Picnic organizer Jack Vilella, an opponent of the giant housing, parks, retail and office project called Garvies Point, said the event wasn’t designed to organize against the project — although no one spoke in favor of it.
Vilella said he invited people of diverse viewpoints to the picnic and said the consensus against Garvies Point “really indicates the project is not popular with the people, the people are screaming and the mayor is ignoring the screams of the people.”
Mayor Reginald Spinello said in an interview before the picnic that many supporters of the project are reluctant to speak publicly in favor of it because Garvies Point opponents regularly jeer supporters when they speak at council meetings and other venues.
“They think because they speak the loudest that they speak for everyone,” he said, adding that he was re-elected last year as a strong backer of Garvies Point. “That’s not even close to the case.”
The picnic itself was embroiled in controversy after the city parks department rescinded a permit to hold it at Morgan Memorial Park.
Vilella, an attorney, said it was an attempt by Spinello to silence opposition; the mayor said he had no role in the decision.
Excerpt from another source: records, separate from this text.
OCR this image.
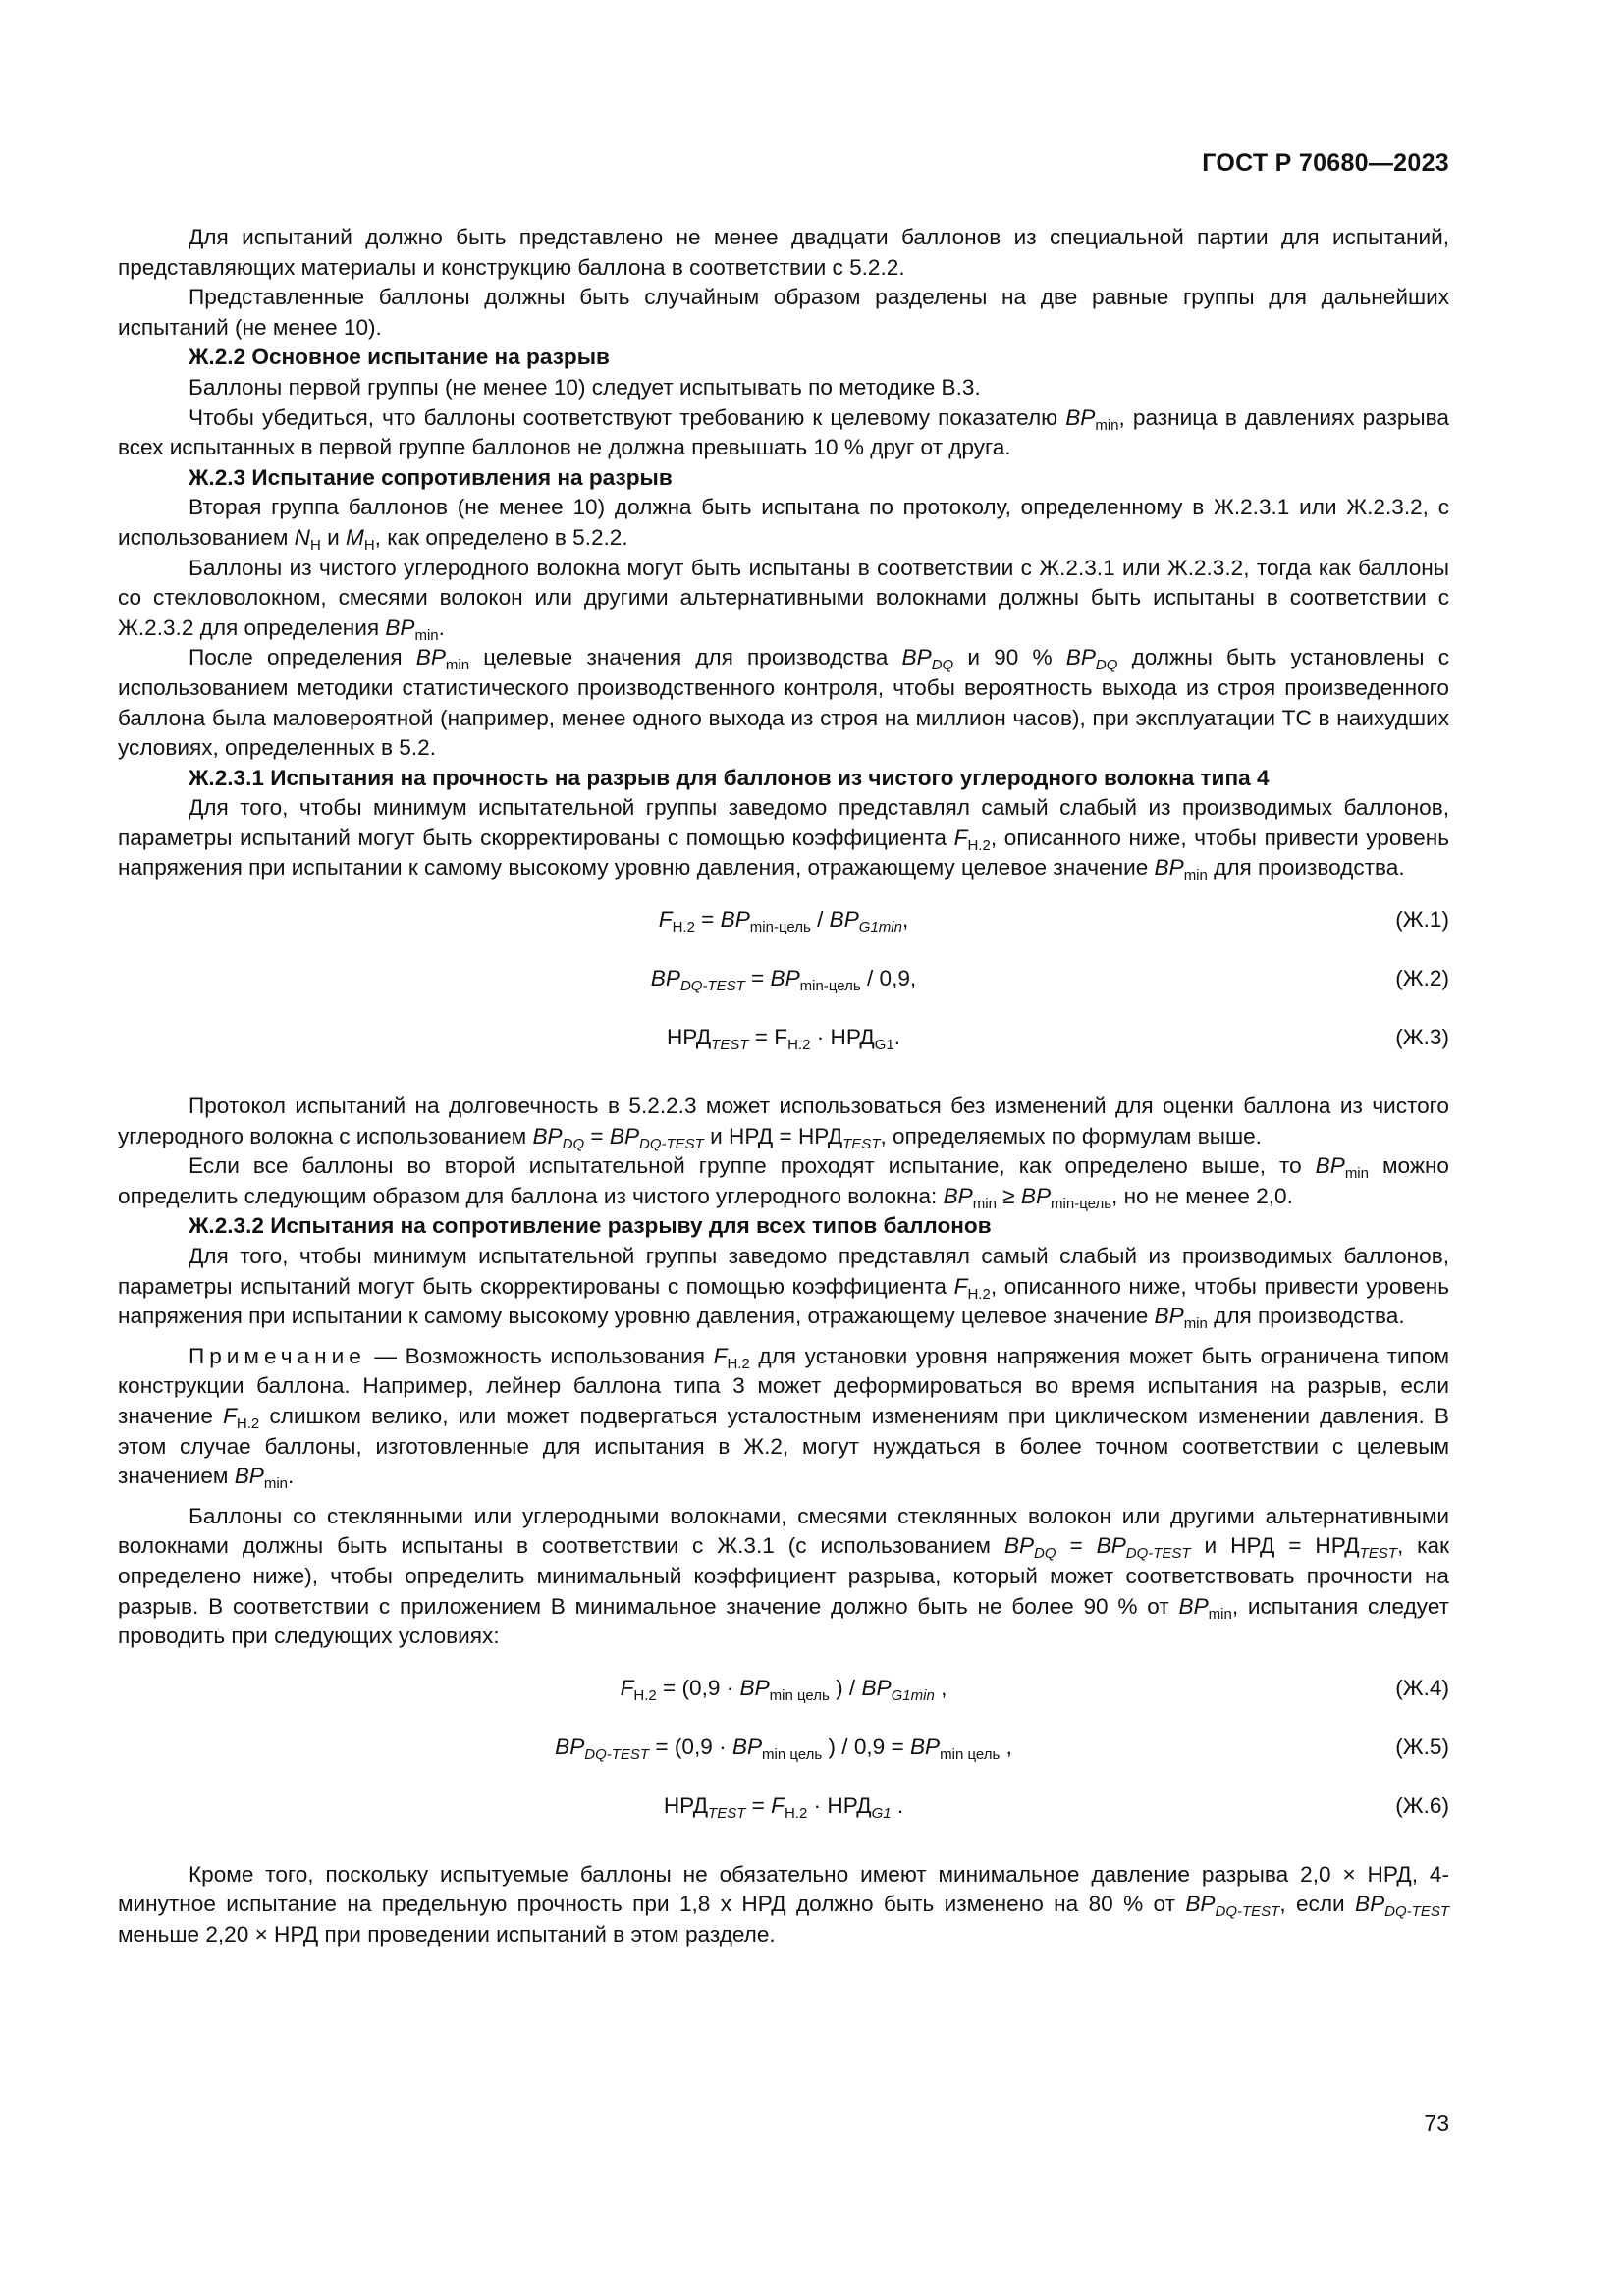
ГОСТ Р 70680—2023

Для испытаний должно быть представлено не менее двадцати баллонов из специальной партии для испытаний, представляющих материалы и конструкцию баллона в соответствии с 5.2.2.

Представленные баллоны должны быть случайным образом разделены на две равные группы для дальнейших испытаний (не менее 10).

Ж.2.2 Основное испытание на разрыв

Баллоны первой группы (не менее 10) следует испытывать по методике В.3.

Чтобы убедиться, что баллоны соответствуют требованию к целевому показателю $BP_{min}$, разница в давлениях разрыва всех испытанных в первой группе баллонов не должна превышать 10 % друг от друга.

Ж.2.3 Испытание сопротивления на разрыв

Вторая группа баллонов (не менее 10) должна быть испытана по протоколу, определенному в Ж.2.3.1 или Ж.2.3.2, с использованием $N_Н$ и $M_Н$, как определено в 5.2.2.

Баллоны из чистого углеродного волокна могут быть испытаны в соответствии с Ж.2.3.1 или Ж.2.3.2, тогда как баллоны со стекловолокном, смесями волокон или другими альтернативными волокнами должны быть испытаны в соответствии с Ж.2.3.2 для определения $BP_{min}$.

После определения $BP_{min}$ целевые значения для производства $BP_{DQ}$ и 90 % $BP_{DQ}$ должны быть установлены с использованием методики статистического производственного контроля, чтобы вероятность выхода из строя произведенного баллона была маловероятной (например, менее одного выхода из строя на миллион часов), при эксплуатации ТС в наихудших условиях, определенных в 5.2.

Ж.2.3.1 Испытания на прочность на разрыв для баллонов из чистого углеродного волокна типа 4

Для того, чтобы минимум испытательной группы заведомо представлял самый слабый из производимых баллонов, параметры испытаний могут быть скорректированы с помощью коэффициента $F_{Н.2}$, описанного ниже, чтобы привести уровень напряжения при испытании к самому высокому уровню давления, отражающему целевое значение $BP_{min}$ для производства.

$F_{Н.2} = BP_{min-цель} / BP_{G1min}$,	(Ж.1)
$BP_{DQ-TEST} = BP_{min-цель} / 0,9$,	(Ж.2)
$НРД_{TEST} = F_{Н.2} \cdot НРД_{G1}$.	(Ж.3)

Протокол испытаний на долговечность в 5.2.2.3 может использоваться без изменений для оценки баллона из чистого углеродного волокна с использованием $BP_{DQ} = BP_{DQ-TEST}$ и НРД = $НРД_{TEST}$, определяемых по формулам выше.

Если все баллоны во второй испытательной группе проходят испытание, как определено выше, то $BP_{min}$ можно определить следующим образом для баллона из чистого углеродного волокна: $BP_{min} \ge BP_{min-цель}$, но не менее 2,0.

Ж.2.3.2 Испытания на сопротивление разрыву для всех типов баллонов

Для того, чтобы минимум испытательной группы заведомо представлял самый слабый из производимых баллонов, параметры испытаний могут быть скорректированы с помощью коэффициента $F_{Н.2}$, описанного ниже, чтобы привести уровень напряжения при испытании к самому высокому уровню давления, отражающему целевое значение $BP_{min}$ для производства.

Примечание — Возможность использования $F_{Н.2}$ для установки уровня напряжения может быть ограничена типом конструкции баллона. Например, лейнер баллона типа 3 может деформироваться во время испытания на разрыв, если значение $F_{Н.2}$ слишком велико, или может подвергаться усталостным изменениям при циклическом изменении давления. В этом случае баллоны, изготовленные для испытания в Ж.2, могут нуждаться в более точном соответствии с целевым значением $BP_{min}$.

Баллоны со стеклянными или углеродными волокнами, смесями стеклянных волокон или другими альтернативными волокнами должны быть испытаны в соответствии с Ж.3.1 (с использованием $BP_{DQ} = BP_{DQ-TEST}$ и НРД = $НРД_{TEST}$, как определено ниже), чтобы определить минимальный коэффициент разрыва, который может соответствовать прочности на разрыв. В соответствии с приложением В минимальное значение должно быть не более 90 % от $BP_{min}$, испытания следует проводить при следующих условиях:

$F_{Н.2} = (0,9 \cdot BP_{min цель}$ ) / $BP_{G1min}$ ,	(Ж.4)
$BP_{DQ-TEST} = (0,9 \cdot BP_{min цель}$ ) / $0,9 = BP_{min цель}$ ,	(Ж.5)
$НРД_{TEST} = F_{Н.2} \cdot НРД_{G1}$ .	(Ж.6)

Кроме того, поскольку испытуемые баллоны не обязательно имеют минимальное давление разрыва 2,0 × НРД, 4-минутное испытание на предельную прочность при 1,8 х НРД должно быть изменено на 80 % от $BP_{DQ-TEST}$, если $BP_{DQ-TEST}$ меньше 2,20 × НРД при проведении испытаний в этом разделе.

73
City Attorney Charles McQuair said it would have violated a legal requirement that the park be reserved for “quiet rest and recreation.” On Saturday, Vilella sat on a picnic bench as attendees spoke in low voices and asked how the picnic, shifted to county-run Garvies Point Museum and Preserve, would have disturbed city park users.
Local topics other than Garvies Point came up, including programs for the Glen Cove City school district.
Waterfront project opponent Maureen Tracy said the hundreds of millions of dollars in tax breaks for developer RXR Glen Isle Partners, and a city proposal to distribute a smaller share of Garvies Point revenue to the district than it usually gets from such developments, will hurt schools.
“You’re all talking about improving the level of education, but RXR wants the school district to accept less money,” Tracy said, urging attendees to email school board members to vote down the reduction in the district’s tax allocation.
Spinello argued that without Garvies Point, the waterfront land would continue to yield no revenue for the school district.